Sur les frais du procès et l’exécution provisoire
En application des dispositions des articles 696 et suivants du code de procédure civile, il convient de condamner Monsieur [R] [E] aux dépens de l’instance comprenant les frais de signification du commandement de payer et de notification à la préfecture et de saisine de la CCAPEX.
Il n’apparaît pas inéquitable de laisser à la charge de la SCI STCHEPINSKY 3 les frais irrépétibles qu’elle a exposé dans le cadre de cette instance. Il convient donc de rejeter la demande formulée au titre de l’article 700 du code de procédure civile.

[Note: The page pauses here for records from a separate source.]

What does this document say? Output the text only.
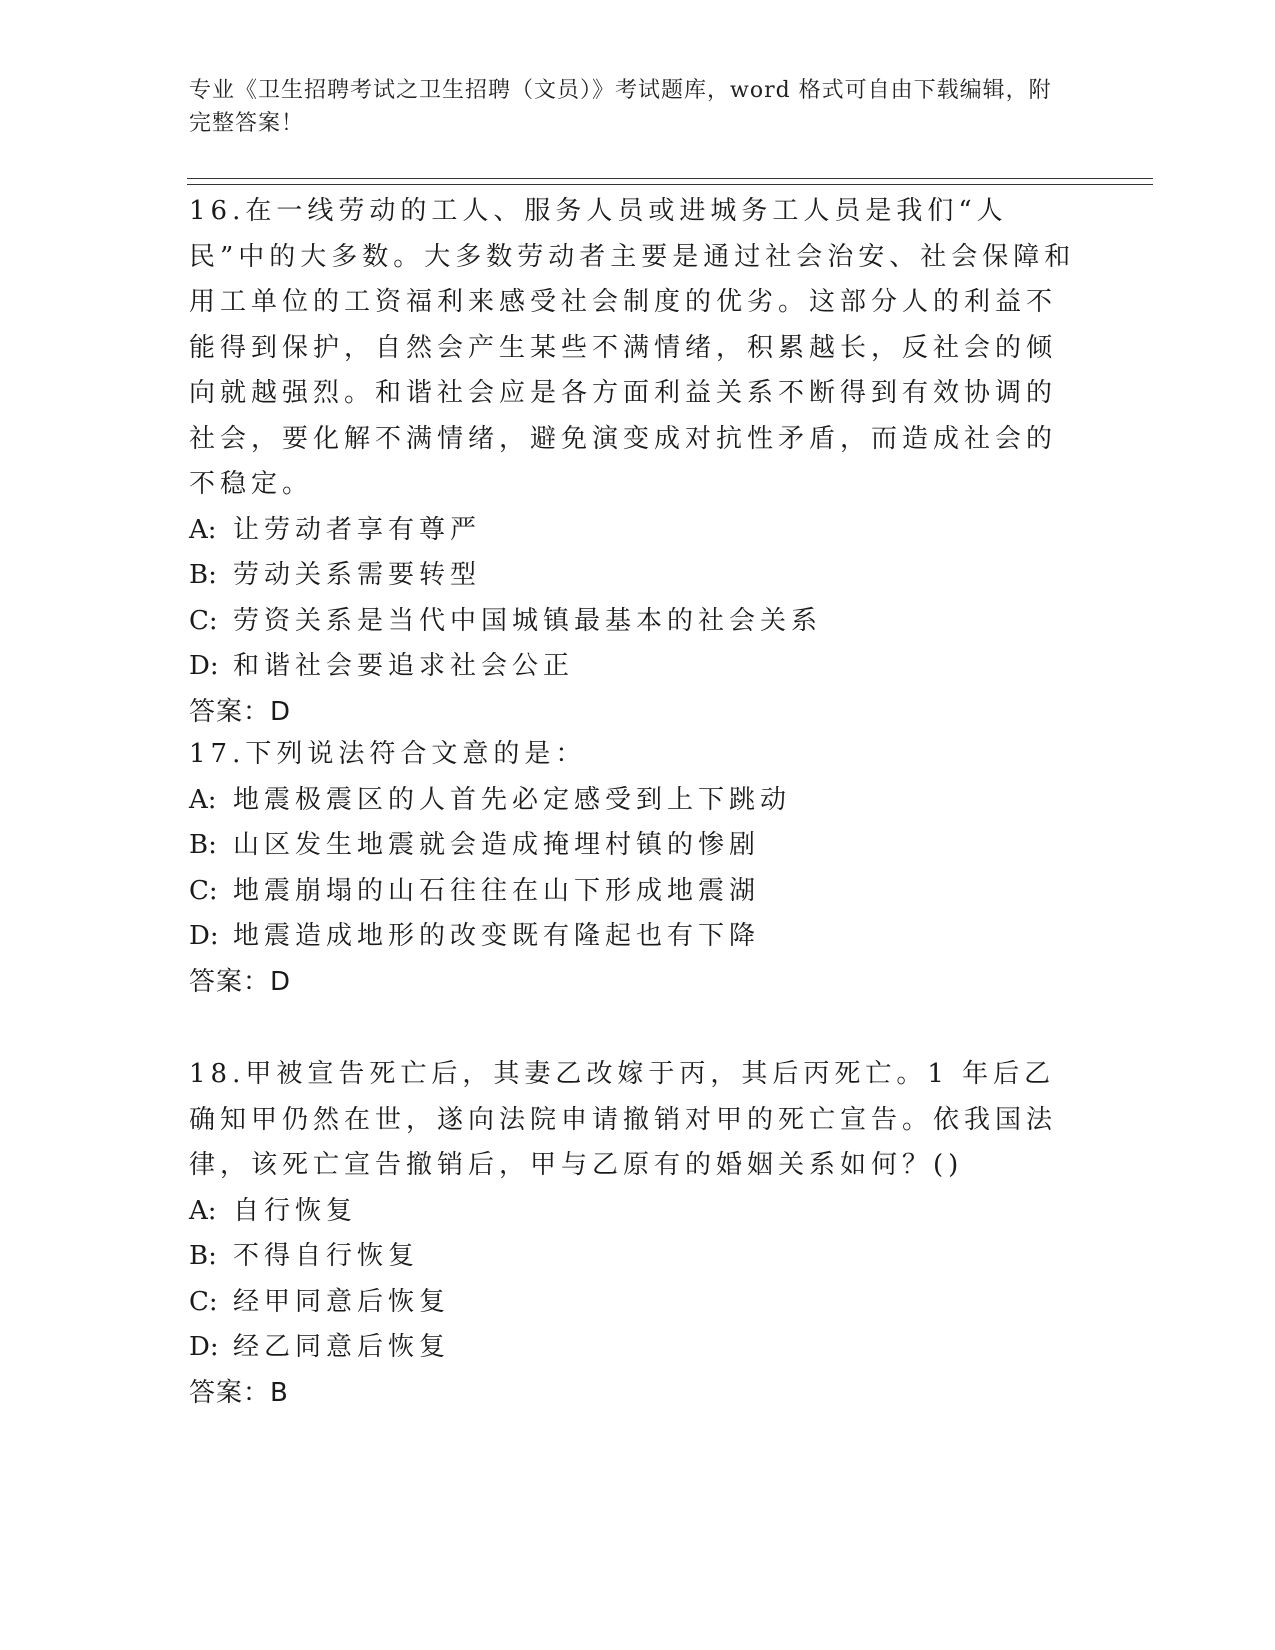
专业《卫生招聘考试之卫生招聘（文员）》考试题库，word 格式可自由下载编辑，附完整答案！

16.在一线劳动的工人、服务人员或进城务工人员是我们“人民”中的大多数。大多数劳动者主要是通过社会治安、社会保障和用工单位的工资福利来感受社会制度的优劣。这部分人的利益不能得到保护，自然会产生某些不满情绪，积累越长，反社会的倾向就越强烈。和谐社会应是各方面利益关系不断得到有效协调的社会，要化解不满情绪，避免演变成对抗性矛盾，而造成社会的不稳定。

A: 让劳动者享有尊严

B: 劳动关系需要转型

C: 劳资关系是当代中国城镇最基本的社会关系

D: 和谐社会要追求社会公正

答案：D

17.下列说法符合文意的是：

A: 地震极震区的人首先必定感受到上下跳动

B: 山区发生地震就会造成掩埋村镇的惨剧

C: 地震崩塌的山石往往在山下形成地震湖

D: 地震造成地形的改变既有隆起也有下降

答案：D

18.甲被宣告死亡后，其妻乙改嫁于丙，其后丙死亡。1 年后乙确知甲仍然在世，遂向法院申请撤销对甲的死亡宣告。依我国法律，该死亡宣告撤销后，甲与乙原有的婚姻关系如何？()

A: 自行恢复

B: 不得自行恢复

C: 经甲同意后恢复

D: 经乙同意后恢复

答案：B
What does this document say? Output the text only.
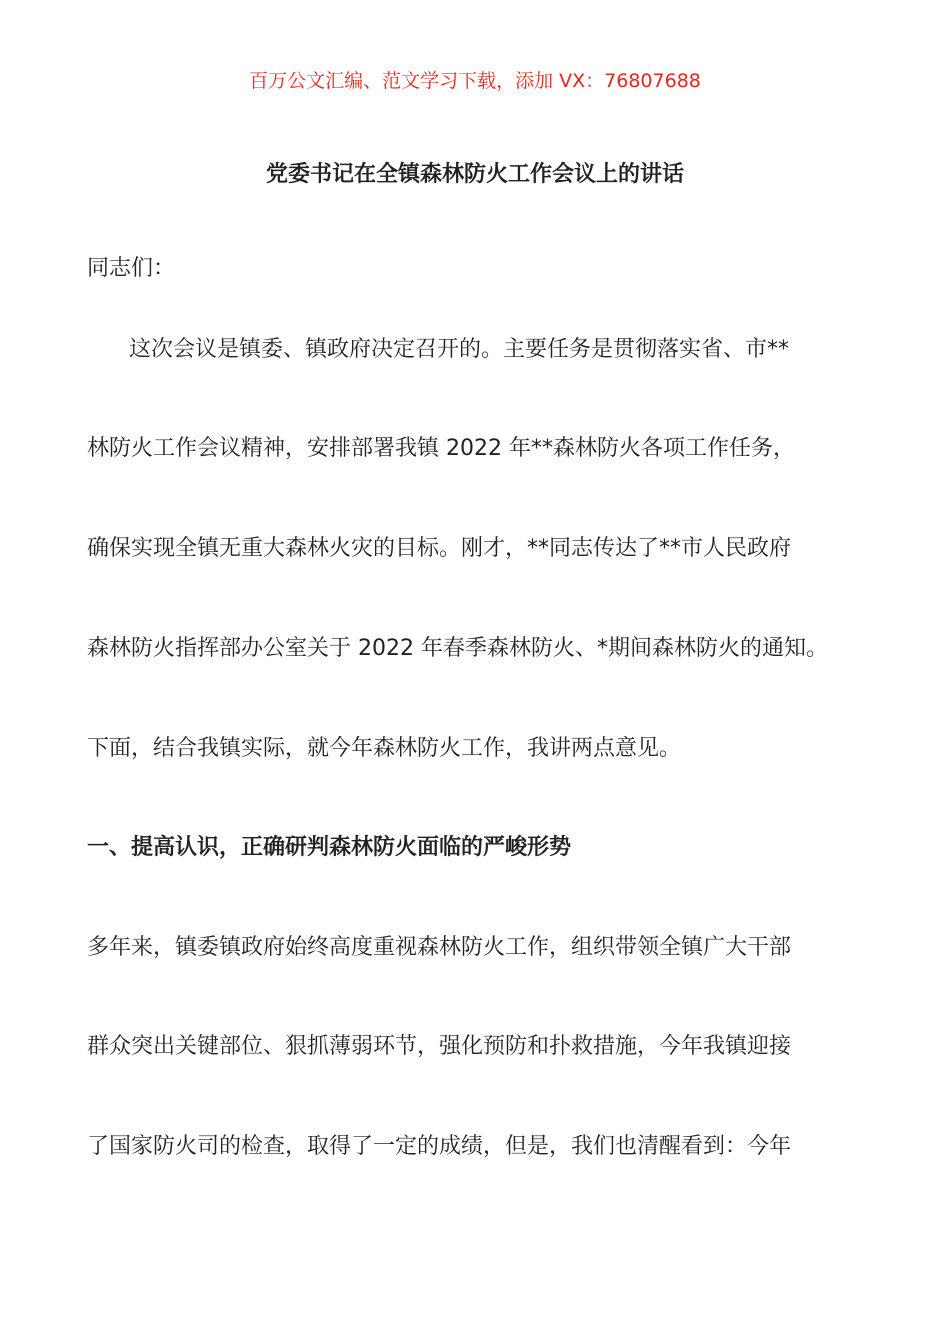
百万公文汇编、范文学习下载，添加 VX：76807688
党委书记在全镇森林防火工作会议上的讲话
同志们：
这次会议是镇委、镇政府决定召开的。主要任务是贯彻落实省、市**
林防火工作会议精神，安排部署我镇 2022 年**森林防火各项工作任务，
确保实现全镇无重大森林火灾的目标。刚才，**同志传达了**市人民政府
森林防火指挥部办公室关于 2022 年春季森林防火、*期间森林防火的通知。
下面，结合我镇实际，就今年森林防火工作，我讲两点意见。
一、提高认识，正确研判森林防火面临的严峻形势
多年来，镇委镇政府始终高度重视森林防火工作，组织带领全镇广大干部
群众突出关键部位、狠抓薄弱环节，强化预防和扑救措施，今年我镇迎接
了国家防火司的检查，取得了一定的成绩，但是，我们也清醒看到：今年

Conformément à l’article 514 du code de procédure civile, le présent jugement est assorti de l’exécution provisoire, de droit, sans qu’il soit nécessaire de la prononcer ou de la rappeler.
PAR CES MOTIFS
Le juge des contentieux de la protection, statuant en audience publique, par jugement réputé contradictoire en premier ressort, rendu par mise à disposition au greffe le jour de son délibéré,
DECLARE recevables les demandes de la SCI STCHEPINSKY 3 aux fins de constat de l’acquisition de la clause résolutoire, à titre principal, et de résiliation judiciaire du bail, à titre subsidiaire,
CONSTATE que les conditions d’acquisition de la clause résolutoire contenue dans le bail conclu le 31 juillet 2023 entre la SCI STCHEPINSKY 3 d’une part, et Monsieur [R] [E] d’autre part, concernant le logement et l’emplacement situés [Adresse 2], sont réunies à la date du 31 juillet 2024,
CONSTATE la résiliation du bail à compter de cette date,
CONDAMNE Monsieur [R] [E] à payer à la SCI STCHEPINSKY 3 la somme de 2713.24 euros, au titre des sommes dues au 6 janvier 2025 avec intérêts au taux légal à compter du présent jugement,
ACCORDE un délai à Monsieur [R] [E] pour le paiement de ces sommes,
AUTORISE Monsieur [R] [E] à s’acquitter de la dette en 36 fois, en procédant à 35 versements de 75 euros, et un dernier versement égal au solde de la dette, sauf meilleur accord entre les parties et ce en plus du loyer courant et des charges,
DIT que chaque versement devra intervenir avant le 10 de chaque mois et pour la première fois le 10 du mois suivant la signification du présent jugement,
SUSPEND les effets de la clause résolutoire,
Page
RAPPELLE que la présente décision suspend la procédure d’exécution,
DIT que si les délais accordés sont entièrement respectés, la clause résolutoire sera réputée n’avoir jamais été acquise,
DIT qu’à défaut de paiement du loyer courant et des charges ou d’une seule mensualité à sa date d’échéance, l’échelonnement sera caduc, la totalité de la somme restante due deviendra immédiatement exigible, et la clause résolutoire reprendra ses effets,
En ce cas,
ORDONNE, à défaut de départ volontaire des lieux, l’expulsion de Monsieur [R] [E] ainsi que de tout occupant de son chef, dans un délai de deux mois à compter de la signification d’un commandement d’avoir à libérer les lieux, avec l’assistance de la force publique si besoin est, ainsi que le transport des meubles laissés dans les lieux loués, conformément aux dispositions des articles L433-1 et L433-2 du code des procédures civiles d’exécution,
CONDAMNE Monsieur [R] [E] à payer à la SCI STCHEPINSKY 3 une indemnité d’occupation égale au montant du loyer révisé, augmenté des charges qui auraient été dus, si le bail s’était poursuivi à compter du 31 juillet 2024 jusqu’à la libération effective des lieux, déduction faite des paiements déjà intervenus,
CONDAMNE Monsieur [R] [E] aux dépens de l’instance, comprenant les frais de signification du commandement de payer du 18 juin 2024, et le coût de la notification de l’assignation à la préfecture, et de la saisine de la CCAPEX,
REJETTE la demande au titre de l’article 700 du code de procédure civile,
DEBOUTE la SCI STCHEPINSKY 3 de ses autres demandes et prétentions,
RAPPELLE que le présent jugement est assorti de l’exécution provisoire de droit.